Dr. Paulo Martins: Os primeiros serviços de odontologia hospitalar em Belo Horizonte, Minas Gerais, começaram no final da década de 70 e início da década de 80. O atendimento odontológico aos hemofílicos iniciou-se em 1975, no Hospital Felício Rocho, com limitações e muitas dificuldades. Os pacientes eram atendidos para tratamento cirúrgico e urgências (sangramentos, abscessos, extrações, etc.) sob o regime de anestesia geral. Não se fazia atendimento na área clínica, dessa forma havia uma enorme lacuna na assistência integral destes pacientes.
Em 1980, como o INAMPS não honrou com seus compromissos financeiros com o Hospital Felício Rocho – não arcando com as despesas para tratamento odontológico dos hemofílicos – criou-se um verdadeiro caos para os hemofílicos que passaram a ser atendidos no Rio de Janeiro ou em São Paulo, o que obrigou o superintendente do INAMPS, o Dr. José Luiz de Vasconcelos Barros, a instituir o serviço de Odontologia em um hospital do INAMPS, o hospital Alberto Cavalcanti. Porém houve muita resistência da diretoria deste hospital, que na época fez de tudo para que a Odontologia não fosse instalada.
Em junho de 82 foi estabelecido um convênio entre o Ministério da Saúde e o Governo de Minas, representado pela FHEMIG (Fundação Hospitalar de MG) e a UFMG. Assim, criaram o HEMOCENTRO de Minas Gerais, a fim de desenvolver um programa nacional de sangue (PROSANGUE). Em 1985 foi inaugurado o HEMOMINAS com a finalidade de dar suporte aos 250 pacientes hemofílicos cadastrados no hospital Alberto Cavalcanti.
Nesta oportunidade, por já ser uma referência na área de Odontologia Hospitalar, recebi o convite para assumir a coordenação do serviço, estabelecer a organização e a criação de protocolos clínicos para otimizar o atendimento odontológico especializado aos hemofílicos. Também houve a inclusão de mais dois dentistas clínicos na equipe e a ampliação da assistência odontológica. A partir de então atuei como coordenador da área cirúrgica do serviço de Odontologia do HEMOMINAS, função que exerço até hoje.

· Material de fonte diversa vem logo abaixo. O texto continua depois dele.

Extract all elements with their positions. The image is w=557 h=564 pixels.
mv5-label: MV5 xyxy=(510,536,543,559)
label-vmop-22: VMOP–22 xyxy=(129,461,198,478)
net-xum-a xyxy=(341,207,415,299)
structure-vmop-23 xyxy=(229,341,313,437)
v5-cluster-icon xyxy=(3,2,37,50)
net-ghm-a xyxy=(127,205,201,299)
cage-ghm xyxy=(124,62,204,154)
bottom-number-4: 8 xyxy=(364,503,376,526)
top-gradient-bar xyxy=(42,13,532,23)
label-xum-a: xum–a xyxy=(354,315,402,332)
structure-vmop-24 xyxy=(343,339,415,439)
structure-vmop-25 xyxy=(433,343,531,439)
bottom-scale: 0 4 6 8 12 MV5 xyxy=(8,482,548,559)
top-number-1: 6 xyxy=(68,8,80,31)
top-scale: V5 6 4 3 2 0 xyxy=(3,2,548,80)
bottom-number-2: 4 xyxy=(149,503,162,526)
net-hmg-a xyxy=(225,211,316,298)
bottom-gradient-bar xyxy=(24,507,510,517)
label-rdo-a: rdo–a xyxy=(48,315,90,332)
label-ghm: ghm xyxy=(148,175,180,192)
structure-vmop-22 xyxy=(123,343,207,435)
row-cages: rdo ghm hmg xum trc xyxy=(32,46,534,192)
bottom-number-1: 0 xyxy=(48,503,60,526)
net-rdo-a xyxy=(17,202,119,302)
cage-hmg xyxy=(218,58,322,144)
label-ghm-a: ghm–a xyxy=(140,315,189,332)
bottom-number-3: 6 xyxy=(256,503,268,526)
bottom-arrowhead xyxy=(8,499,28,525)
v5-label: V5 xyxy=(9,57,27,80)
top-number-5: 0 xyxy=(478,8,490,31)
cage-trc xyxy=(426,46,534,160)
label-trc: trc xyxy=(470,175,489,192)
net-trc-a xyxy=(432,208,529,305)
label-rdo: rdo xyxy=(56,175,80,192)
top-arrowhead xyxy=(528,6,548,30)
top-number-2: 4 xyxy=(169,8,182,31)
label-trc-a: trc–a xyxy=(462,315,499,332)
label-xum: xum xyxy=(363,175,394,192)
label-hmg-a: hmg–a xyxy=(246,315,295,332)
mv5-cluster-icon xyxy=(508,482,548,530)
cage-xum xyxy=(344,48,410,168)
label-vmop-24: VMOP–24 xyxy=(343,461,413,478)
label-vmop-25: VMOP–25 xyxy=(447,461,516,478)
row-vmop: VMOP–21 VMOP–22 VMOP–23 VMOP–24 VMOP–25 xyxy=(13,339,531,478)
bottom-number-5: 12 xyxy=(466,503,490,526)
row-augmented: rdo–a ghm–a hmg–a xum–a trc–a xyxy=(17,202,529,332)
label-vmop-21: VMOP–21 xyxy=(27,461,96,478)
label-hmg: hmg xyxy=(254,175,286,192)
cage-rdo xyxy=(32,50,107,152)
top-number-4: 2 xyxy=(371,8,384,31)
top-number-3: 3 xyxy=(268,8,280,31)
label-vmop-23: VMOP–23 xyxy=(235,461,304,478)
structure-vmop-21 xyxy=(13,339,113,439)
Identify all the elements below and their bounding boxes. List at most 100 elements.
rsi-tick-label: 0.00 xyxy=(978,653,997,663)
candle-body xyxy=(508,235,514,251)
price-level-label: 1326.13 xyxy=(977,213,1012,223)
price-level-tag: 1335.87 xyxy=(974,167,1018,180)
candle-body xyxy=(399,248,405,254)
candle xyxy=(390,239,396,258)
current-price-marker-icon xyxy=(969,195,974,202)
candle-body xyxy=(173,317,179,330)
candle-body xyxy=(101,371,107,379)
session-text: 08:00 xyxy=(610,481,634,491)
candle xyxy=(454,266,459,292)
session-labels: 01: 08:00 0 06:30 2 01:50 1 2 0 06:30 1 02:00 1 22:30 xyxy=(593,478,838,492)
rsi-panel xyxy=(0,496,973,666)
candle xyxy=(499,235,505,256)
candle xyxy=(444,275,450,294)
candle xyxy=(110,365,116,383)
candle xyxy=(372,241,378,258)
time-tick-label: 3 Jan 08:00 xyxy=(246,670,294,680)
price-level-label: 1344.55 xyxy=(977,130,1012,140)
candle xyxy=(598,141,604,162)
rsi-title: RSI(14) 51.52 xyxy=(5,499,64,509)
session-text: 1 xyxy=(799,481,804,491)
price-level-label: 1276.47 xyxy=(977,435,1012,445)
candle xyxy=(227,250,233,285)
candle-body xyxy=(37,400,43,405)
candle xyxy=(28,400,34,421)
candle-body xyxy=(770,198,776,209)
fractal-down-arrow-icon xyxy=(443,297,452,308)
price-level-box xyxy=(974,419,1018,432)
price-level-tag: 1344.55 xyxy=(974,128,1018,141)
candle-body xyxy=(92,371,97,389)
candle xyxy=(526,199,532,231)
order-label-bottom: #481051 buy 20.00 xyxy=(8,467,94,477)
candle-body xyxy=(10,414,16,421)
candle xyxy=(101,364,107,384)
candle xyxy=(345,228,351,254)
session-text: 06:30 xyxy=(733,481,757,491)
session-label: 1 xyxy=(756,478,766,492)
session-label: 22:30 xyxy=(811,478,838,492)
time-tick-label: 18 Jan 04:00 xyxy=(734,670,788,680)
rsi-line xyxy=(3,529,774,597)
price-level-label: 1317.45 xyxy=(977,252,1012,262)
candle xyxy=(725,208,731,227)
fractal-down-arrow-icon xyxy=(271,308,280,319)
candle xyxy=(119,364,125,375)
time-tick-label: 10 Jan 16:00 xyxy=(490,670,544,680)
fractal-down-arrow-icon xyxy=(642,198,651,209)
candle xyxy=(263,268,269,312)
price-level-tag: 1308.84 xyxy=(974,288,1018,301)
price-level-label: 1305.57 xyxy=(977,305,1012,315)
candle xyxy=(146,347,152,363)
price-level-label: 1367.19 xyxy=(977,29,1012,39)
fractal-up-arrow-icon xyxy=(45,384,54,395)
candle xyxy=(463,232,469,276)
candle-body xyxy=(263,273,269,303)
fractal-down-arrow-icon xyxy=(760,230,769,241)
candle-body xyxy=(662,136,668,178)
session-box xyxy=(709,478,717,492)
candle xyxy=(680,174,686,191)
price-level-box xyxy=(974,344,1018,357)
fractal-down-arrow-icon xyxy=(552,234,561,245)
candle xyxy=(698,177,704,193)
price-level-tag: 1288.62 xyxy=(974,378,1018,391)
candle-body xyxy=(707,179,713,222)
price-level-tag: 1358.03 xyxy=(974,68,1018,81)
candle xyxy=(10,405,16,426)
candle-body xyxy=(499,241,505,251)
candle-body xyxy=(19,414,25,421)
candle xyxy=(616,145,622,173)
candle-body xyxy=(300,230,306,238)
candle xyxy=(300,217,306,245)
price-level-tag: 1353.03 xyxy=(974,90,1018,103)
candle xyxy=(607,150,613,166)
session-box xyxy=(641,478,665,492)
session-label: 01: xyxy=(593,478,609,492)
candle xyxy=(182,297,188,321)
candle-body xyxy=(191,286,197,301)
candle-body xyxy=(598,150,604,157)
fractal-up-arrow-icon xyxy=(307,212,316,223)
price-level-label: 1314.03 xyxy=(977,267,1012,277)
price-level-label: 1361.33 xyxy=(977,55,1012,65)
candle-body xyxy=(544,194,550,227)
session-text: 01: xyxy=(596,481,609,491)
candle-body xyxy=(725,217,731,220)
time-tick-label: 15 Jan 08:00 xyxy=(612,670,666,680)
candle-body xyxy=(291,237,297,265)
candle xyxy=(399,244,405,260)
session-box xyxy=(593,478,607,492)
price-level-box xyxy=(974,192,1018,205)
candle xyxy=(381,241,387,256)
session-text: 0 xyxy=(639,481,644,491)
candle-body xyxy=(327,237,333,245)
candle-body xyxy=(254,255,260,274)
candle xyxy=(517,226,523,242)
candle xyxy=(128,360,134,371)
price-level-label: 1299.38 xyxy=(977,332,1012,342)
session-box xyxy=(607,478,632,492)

PMO: Quais eram as doenças mais frequentes nos pacientes atendidos e quais as dificuldades mais comuns durante o atendimento em centro cirúrgico?

Dr. Paulo Martins: Mesmo após assumir a chefia odontológica no HEMOMINAS as dificuldades continuaram, principalmente na área cirúrgica devido à falta de fatores de coagulação, de hemostáticos locais e da cola de fibrina – produto inovador que, nesta época estava sendo lançado no mundo. As doenças hereditárias mais comuns, atendidas pela odontologia no HEMOMINAS, são a hemofilia A e B, a doença de von Willebrand, as trombastenias (Glasmann) e as deficiências de fator V e VII.
As dificuldades mais comuns no centro cirúrgico normalmente eram associadas à intubação realizada (oro-traqueal) o que dificultava o trabalho de pessoal despreparado (auxiliar de enfermagem, circulantes, enfermeiras e do próprio anestesista) sem falar que não havia equipo no bloco, motores, etc…

PMO: Havia algum serviço na época que realizava trabalho semelhante? Quem o inspirou e serviu de referência para a implantação do serviço?

Dr. Paulo Martins: Em 1975 não havia nenhum serviço em Belo Horizonte como referência de atendimento odontológico aos hemofílicos. Eu, como médico e dentista do Hospital Felício Rocho, e com a experiência acumulada nestes anos todos, passei a ampliar os atendimentos para outros casos da Hematologia também no HEMOMINAS, como anemias falciformes, leucemias e púrpuras trombocitopênicas. Gostaria aqui de fazer uma homenagem ao nosso chefe do serviço de Hematologia e Hemoterapia do Hospital Felício Rocho, grande incentivador e motivo de inspiração, Dr. Romeu Ibraim de Carvalho (ainda atuante).

PMO: Que mensagem o senhor deixa para os dentistas que querem se dedicar ao atendimento hospitalar.

Dr. Paulo Martins: Fazer prevenção sempre em todos os níveis, documentar o que puder e se possível publicar, se organizar em associações, lutar para reconhecimento na sociedade e mobilizar a classe.